Scandalously I’m posting these with two days of the year gone already. Still it’s a leap year.

Only four years to go
Total number of gold medals in Beijing for Great Britain: seven; one of these in athletics, either Radcliffe or Ohuruogu. The display by next hosts London in the closing ceremony is excruciatingly embarrassing and involves hundreds of pearly kings and queens.

No quarter-final exit for England this time
At Euro 2008 Germany beat Italy in the final on penalties (1-1 AET).

First first gentleman
I’m plumping for Hillary Clinton/Bill Richardson as the Democratic ticket and eventual winners.
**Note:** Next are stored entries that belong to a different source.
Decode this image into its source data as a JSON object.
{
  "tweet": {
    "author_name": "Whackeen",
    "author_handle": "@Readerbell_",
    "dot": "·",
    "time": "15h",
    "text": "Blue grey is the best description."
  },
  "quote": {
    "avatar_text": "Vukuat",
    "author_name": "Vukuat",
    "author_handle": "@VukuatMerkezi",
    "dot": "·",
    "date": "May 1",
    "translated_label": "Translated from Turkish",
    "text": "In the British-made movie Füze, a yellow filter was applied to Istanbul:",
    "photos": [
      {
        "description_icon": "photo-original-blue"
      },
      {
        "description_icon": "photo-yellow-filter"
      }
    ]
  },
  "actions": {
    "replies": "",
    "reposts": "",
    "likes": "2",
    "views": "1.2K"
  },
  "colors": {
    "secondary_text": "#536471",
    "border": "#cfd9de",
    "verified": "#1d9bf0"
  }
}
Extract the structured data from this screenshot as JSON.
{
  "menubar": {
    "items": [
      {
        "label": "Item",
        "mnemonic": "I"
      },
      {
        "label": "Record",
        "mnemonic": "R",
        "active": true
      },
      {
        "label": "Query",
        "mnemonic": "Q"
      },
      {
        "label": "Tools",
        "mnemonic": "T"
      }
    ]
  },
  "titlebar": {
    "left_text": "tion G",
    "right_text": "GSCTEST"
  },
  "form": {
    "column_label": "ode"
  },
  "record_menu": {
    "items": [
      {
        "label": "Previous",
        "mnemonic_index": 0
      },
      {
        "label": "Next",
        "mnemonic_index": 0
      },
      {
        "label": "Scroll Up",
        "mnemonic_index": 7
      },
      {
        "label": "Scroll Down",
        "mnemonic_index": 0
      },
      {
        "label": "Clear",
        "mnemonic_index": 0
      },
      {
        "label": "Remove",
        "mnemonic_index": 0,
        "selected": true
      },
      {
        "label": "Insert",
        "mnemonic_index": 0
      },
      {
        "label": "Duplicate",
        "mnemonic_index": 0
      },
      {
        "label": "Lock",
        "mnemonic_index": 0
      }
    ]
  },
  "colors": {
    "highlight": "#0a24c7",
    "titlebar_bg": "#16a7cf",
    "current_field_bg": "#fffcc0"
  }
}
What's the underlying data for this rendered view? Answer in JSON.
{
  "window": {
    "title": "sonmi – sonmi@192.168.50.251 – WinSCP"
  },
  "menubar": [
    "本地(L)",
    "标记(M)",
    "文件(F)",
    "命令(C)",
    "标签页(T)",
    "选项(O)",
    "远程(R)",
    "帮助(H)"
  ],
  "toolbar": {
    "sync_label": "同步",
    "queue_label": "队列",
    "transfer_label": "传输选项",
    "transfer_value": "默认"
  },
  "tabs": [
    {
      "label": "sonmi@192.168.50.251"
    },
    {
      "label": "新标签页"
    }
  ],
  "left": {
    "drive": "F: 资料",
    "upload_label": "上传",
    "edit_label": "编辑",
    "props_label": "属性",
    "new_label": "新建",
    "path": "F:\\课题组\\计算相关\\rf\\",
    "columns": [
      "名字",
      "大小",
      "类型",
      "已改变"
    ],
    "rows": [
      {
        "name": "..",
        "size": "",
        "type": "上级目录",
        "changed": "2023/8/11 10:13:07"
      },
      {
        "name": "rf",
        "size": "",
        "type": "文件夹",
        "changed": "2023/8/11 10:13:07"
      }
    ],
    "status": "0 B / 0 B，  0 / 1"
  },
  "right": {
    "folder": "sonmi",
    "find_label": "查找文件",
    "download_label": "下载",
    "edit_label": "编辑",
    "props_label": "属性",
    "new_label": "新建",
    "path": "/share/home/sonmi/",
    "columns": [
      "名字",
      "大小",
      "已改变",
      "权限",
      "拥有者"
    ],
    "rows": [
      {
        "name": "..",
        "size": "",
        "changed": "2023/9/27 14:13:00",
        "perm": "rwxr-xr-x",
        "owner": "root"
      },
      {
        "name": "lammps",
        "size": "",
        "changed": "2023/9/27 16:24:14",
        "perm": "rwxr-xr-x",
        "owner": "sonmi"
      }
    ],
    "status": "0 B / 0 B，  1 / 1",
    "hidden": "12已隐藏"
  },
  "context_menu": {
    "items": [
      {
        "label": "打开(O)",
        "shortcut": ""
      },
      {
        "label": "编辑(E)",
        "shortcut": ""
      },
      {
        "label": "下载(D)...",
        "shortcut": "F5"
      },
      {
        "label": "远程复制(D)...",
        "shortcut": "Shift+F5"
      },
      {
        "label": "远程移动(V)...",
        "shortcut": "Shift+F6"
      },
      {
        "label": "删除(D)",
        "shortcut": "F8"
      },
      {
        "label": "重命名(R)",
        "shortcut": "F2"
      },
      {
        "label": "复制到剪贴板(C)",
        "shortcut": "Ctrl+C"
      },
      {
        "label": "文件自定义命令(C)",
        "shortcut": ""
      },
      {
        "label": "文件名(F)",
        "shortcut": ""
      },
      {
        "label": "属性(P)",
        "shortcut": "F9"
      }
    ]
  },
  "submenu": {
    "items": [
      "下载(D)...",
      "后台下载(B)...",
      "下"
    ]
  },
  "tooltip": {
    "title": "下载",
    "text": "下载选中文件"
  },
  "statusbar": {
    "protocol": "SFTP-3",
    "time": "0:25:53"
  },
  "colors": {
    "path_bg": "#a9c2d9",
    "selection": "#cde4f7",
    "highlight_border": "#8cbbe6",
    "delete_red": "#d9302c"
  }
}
The Republicans go with John McCain/Rudolph Giuliani.

Here it is
A citizen journalist dies trying to get a story. I am truly amazed this hasn’t happened yet.

Red Boris
Ken Livingstone is re-elected as London Mayor. Boris Johnson is his usual shambolic laughing-stock self and nearly loses second place to the Lib Dem candidate, Brian Paddick.

And finally, again
News at Ten returns on ITV1 to fanfares and indifference, and is gone again by the autumn. Sir Trev retires. (Note to future self: no points for it actually returning, since that’s long-planned.)

Now the weather
Britain has a scorching summer. Temperatures reach 100 F (37.8 C) in parts of Kent. TV reporters perform the traditional compare-and-contrast manoeuvre – showing clips of themselves from 2007 standing in several feet of water then cutting to the same, baking hot location of 2008.

See p2, 3, 4, 5, 6, 7, 8, 9, yours for a tenner
Subject of a thousand Daily Mail headlies (do you see what I did there?), the house price crash actually happens. And then prices start to rise again, of course.

“General”
There’ll be a major skirmish, perhaps even a small war, between India and Pakistan. It’ll be the fault of Bush’s “ally” in the War on Trrr, President Musharraf.

Celebrity deathwatch
One point each: Richard Attenborough, Richard Briers, June Whitfield, Michael Foot, Nancy Reagan.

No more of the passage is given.